Saturday, October 10, 2009

Well, here's to hoping that Obama will turn out to be a Theodore Roosvelt, not a Henry Kissinger.


Does this look like a man who spent his time thinking: What are my political opponents going to say about the fact that I have been awarded the Nobel Peace Prize?? I mean, all I've done is negotiate one lousy peace between Russia and Japan, and other than that, I've busted some trusts and before that I rode around on horseback a lot.

President Barack Obama's not the first person -- and certainly not the first American -- to receive the Nobel Peace Prize without really having "done anything" to deserve it.

I'd take that any day over 1925's banker/soon-to-be-vice president-of-the-US Charles G. Dawes version, in which you win the coveted prize for doing something that seems in the short-term to hold the promise of peace but that a couple of years later clearly has had basically no success whatsoever in preserving peace.

 

And I'd even prefer 1925's Charles G. Dawes version to 1973's Henry Kissinger version, in which an arrogant liar and war criminal who has respect neither for the rule of law nor for human life takes home the medal for bringing to an end a war that he thereafter goes on to extend for years (for reasons of prestige, despite the resulting escalation in the loss of life on an unimaginable scale...).

Washington DC's professional chatterers like Slate's John Dickerson are the only people who are getting their undies in a bundle about Obama's Nobel Peace Prize.
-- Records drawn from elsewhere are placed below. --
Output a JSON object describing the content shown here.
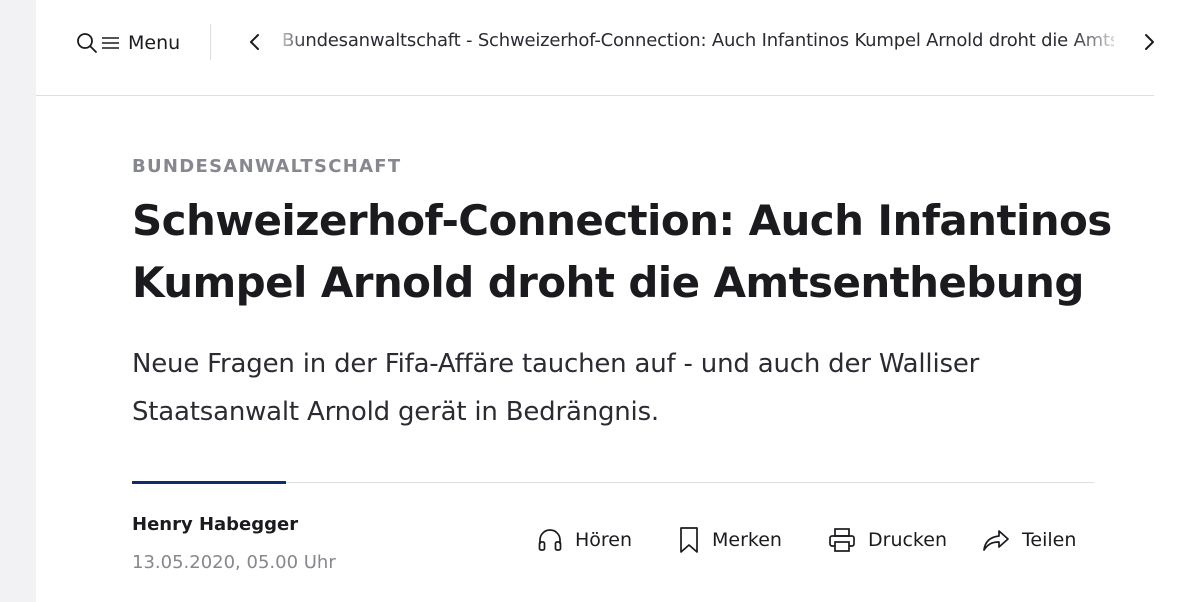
{
  "nav": {
    "menu_label": "Menu",
    "search_icon": "search-icon",
    "menu_icon": "hamburger-icon",
    "prev_icon": "chevron-left-icon",
    "next_icon": "chevron-right-icon",
    "ticker_text": "Bundesanwaltschaft - Schweizerhof-Connection: Auch Infantinos Kumpel Arnold droht die Amtsenthebung"
  },
  "article": {
    "kicker": "BUNDESANWALTSCHAFT",
    "headline": "Schweizerhof-Connection: Auch Infantinos Kumpel Arnold droht die Amtsenthebung",
    "lead": "Neue Fragen in der Fifa-Affäre tauchen auf - und auch der Walliser Staatsanwalt Arnold gerät in Bedrängnis.",
    "author": "Henry Habegger",
    "date": "13.05.2020, 05.00 Uhr"
  },
  "actions": [
    {
      "label": "Hören",
      "icon": "headphones-icon"
    },
    {
      "label": "Merken",
      "icon": "bookmark-icon"
    },
    {
      "label": "Drucken",
      "icon": "printer-icon"
    },
    {
      "label": "Teilen",
      "icon": "share-icon"
    }
  ],
  "colors": {
    "accent": "#0f2c6e",
    "kicker": "#86878f",
    "text": "#1b1b1f",
    "background": "#ffffff"
  }
}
Whatever the Republicans try to throw, it ain't gonna stick. Nobody -- whether she likes Obama or not -- will change her position as much as an inch in one direction or the other because of winning the damn Nobel Peace Prize.

Anyone whose day is made because of Obama's win -- and apparently, internationally (especially in the Third World) there are lots of such people -- is going to celebrate it, and -- as usual -- nobody gives a shit what the GOP's Southern Meathead Brigade has to say about it.